The government said that it has doubled doctors’ salaries, and takes the position that those on strike are neglecting their duties. Disciplinary hearings have been ordered against some doctors, and hundreds have been fired.

The situation has resulted in the devastation of the country’s heath care system. “Nine out of ten patients are turned away without treatment” at Harare General, Dr. Powell said.

Those Who Remain

Primarily, the doctors on strike are general practitioners, which means that specialists – consultants, as they’re called in Zimbabwe – have stepped up at various hospitals to fill the gaps in care.

It isn’t without consequences. “The mortality has increased,” said a doctor at a Zimbabwe hospital who spoke under the condition of anonymity.

Because there aren’t enough doctors to staff the hospital at all times, patients who come in in the wee hours – or who take a turn for the worse during that time – are more likely to die.

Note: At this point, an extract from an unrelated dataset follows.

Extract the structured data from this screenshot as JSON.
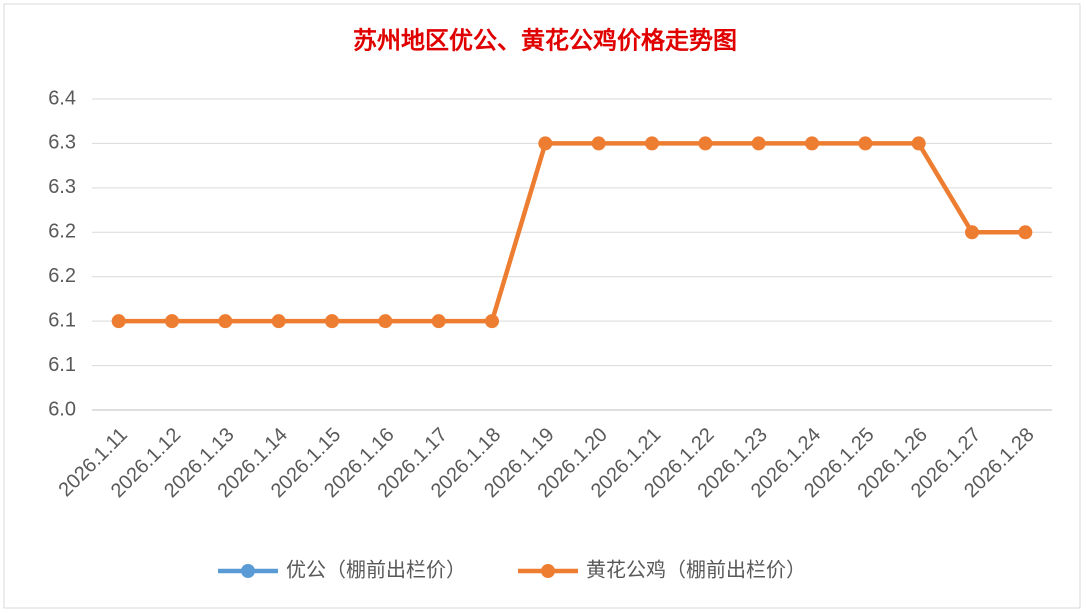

“There is no one who is going to look after them until you come back,” the anonymous physician said.

Harare General is still able to treat the patients most urgently in need: children suffering from appendicitis, malaria, or Kwashiorkor (a severe protein deficiency), women who need emergency C-sections.

Others have to seek help wherever they can.

A System in Crisis

It wasn’t always like this. “Tragically, Zimbabwe had probably the best health care system in southern Africa…along with the best education system,” Dr. Powell said.

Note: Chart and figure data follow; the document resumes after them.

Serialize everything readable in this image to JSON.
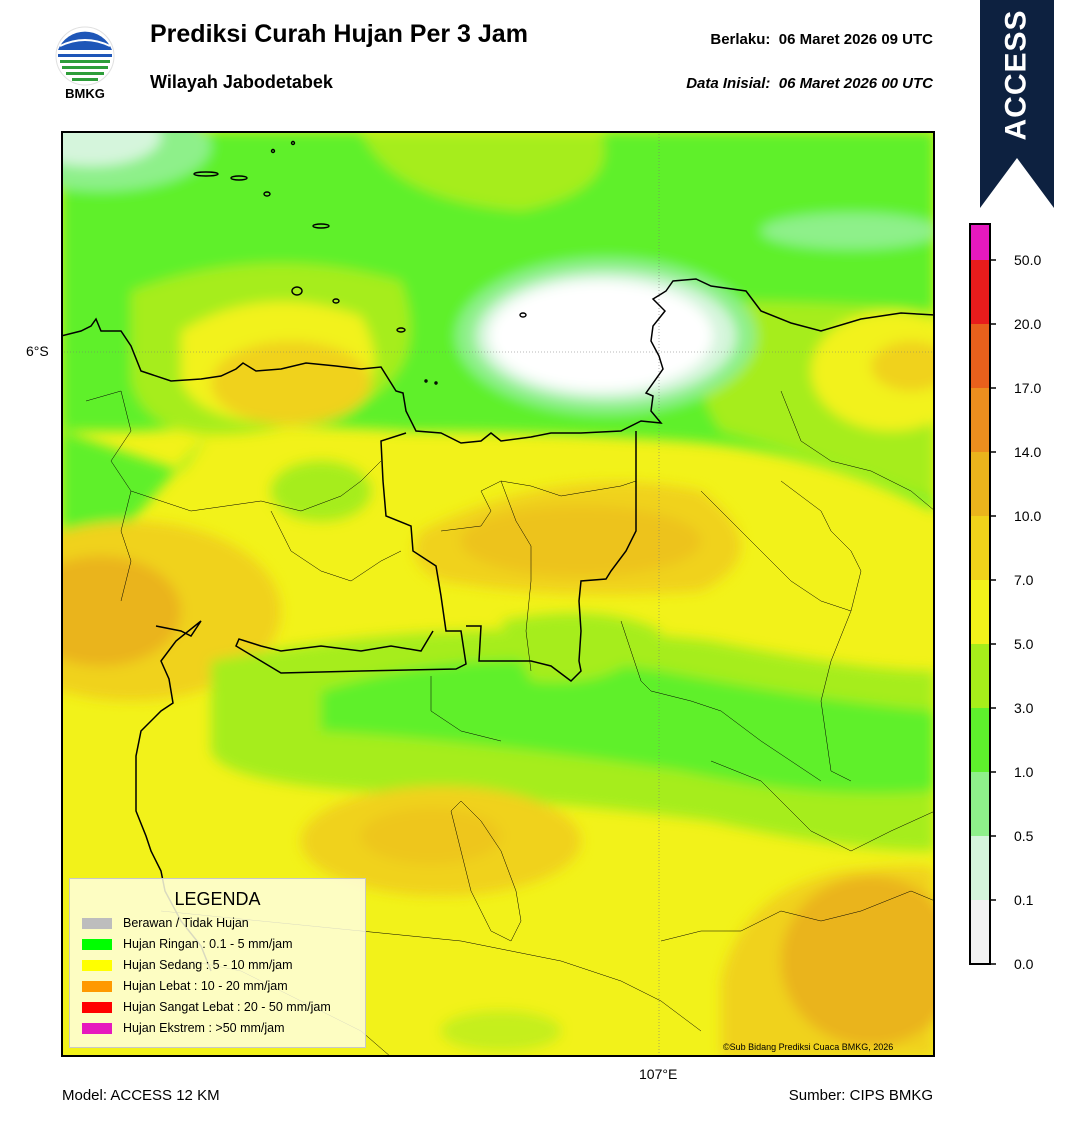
{
  "header": {
    "logo_text": "BMKG",
    "title": "Prediksi Curah Hujan Per 3 Jam",
    "subtitle": "Wilayah Jabodetabek",
    "valid_label": "Berlaku:",
    "valid_time": "06 Maret 2026 09 UTC",
    "init_label": "Data Inisial:",
    "init_time": "06 Maret 2026 00 UTC",
    "banner_text": "ACCESS"
  },
  "map": {
    "lat_label": "6°S",
    "lon_label": "107°E",
    "copyright": "©Sub Bidang Prediksi Cuaca BMKG, 2026"
  },
  "legend": {
    "title": "LEGENDA",
    "items": [
      {
        "label": "Berawan / Tidak Hujan",
        "color": "#bdbdbd"
      },
      {
        "label": "Hujan Ringan : 0.1 - 5 mm/jam",
        "color": "#00ff00"
      },
      {
        "label": "Hujan Sedang : 5 - 10 mm/jam",
        "color": "#ffff00"
      },
      {
        "label": "Hujan Lebat : 10 - 20 mm/jam",
        "color": "#ff9900"
      },
      {
        "label": "Hujan Sangat Lebat : 20 - 50 mm/jam",
        "color": "#ff0000"
      },
      {
        "label": "Hujan Ekstrem : >50 mm/jam",
        "color": "#e619be"
      }
    ]
  },
  "colorbar": {
    "ticks": [
      "0.0",
      "0.1",
      "0.5",
      "1.0",
      "3.0",
      "5.0",
      "7.0",
      "10.0",
      "14.0",
      "17.0",
      "20.0",
      "50.0"
    ],
    "colors": [
      "#f2f2f2",
      "#d5f5dc",
      "#8ef08a",
      "#5ef02c",
      "#a6ed1a",
      "#f2f21a",
      "#f0d21a",
      "#eab41c",
      "#ec8e1e",
      "#e8601c",
      "#e81c1c",
      "#e619be"
    ]
  },
  "footer": {
    "model": "Model: ACCESS 12 KM",
    "source": "Sumber: CIPS BMKG"
  }
}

The economic crisis has contributed to the shortage of practicing physicians, he explained: “Doctors are so well educated, they have no trouble finding international jobs.”

Not all doctors are on board, although many sympathize with those on strike. “I think they do support the concerns of the junior doctors, but I think they feel more of a commitment to the patients,” Dr. Powell said.

“I don’t feel good about it. It’s not nice seeing patients struggling, as a doctor,” said the anonymous doctor, speaking about the strikes. “At the same time, I can only do so much.”

And that, unfortunately, means turning away patients.

Quiet Hallways

At Harare General, some wait days hoping to be treated. “Patients basically sort of hang around if you’re seriously ill or if you’re from out of the city,” Dr. Powell explained. “They have no money, they have no food, so they have to go begging for food while they’re waiting to be seen.”

And the anonymous doctor has seen their hospital’s halls and wards go quiet. “At the beginning, there were lots of patients,” they said. Now “the number of patients being admitted has gone down.”

Zimbabwe’s economic crisis threatens health in other ways. As even the most basic food – forget about a nutritionally balanced diet – has become unavailable, malnutrition will affect more and more people, particularly vulnerable children.

“Dietitians and pediatricians…explained to me that the death of children from malnutrition had been on the rise in the last few months. I have myself witnessed the ravaging effects of malnutrition on infants deprived of breast milk and micronutrient supplementation because of their own mothers’ lack of access to adequate food,” wrote Hilal Elver, a United Nations special rapporteur on the right to food, in a November 28 report.

For the doctors who remain, aid groups are filling some of the gaps. “I received disturbing information that public hospitals have been reaching out to humanitarian organizations after their own food stocks were exhausted and medical equipment no longer operational,” Elver wrote.

Direct Relief supports Harare General Hospital along with two other partners in Zimbabwe, and provides a range of medication and supplies, including antifungal medications, prenatal vitamins, and syringes, to the country.

Amid the crisis, “Direct Relief has been a huge help in sending drugs and supplies,” Dr. Powell said.

But some hospital wards remain all but empty.

“They know there are no doctors, so they don’t come,” said the anonymous physician.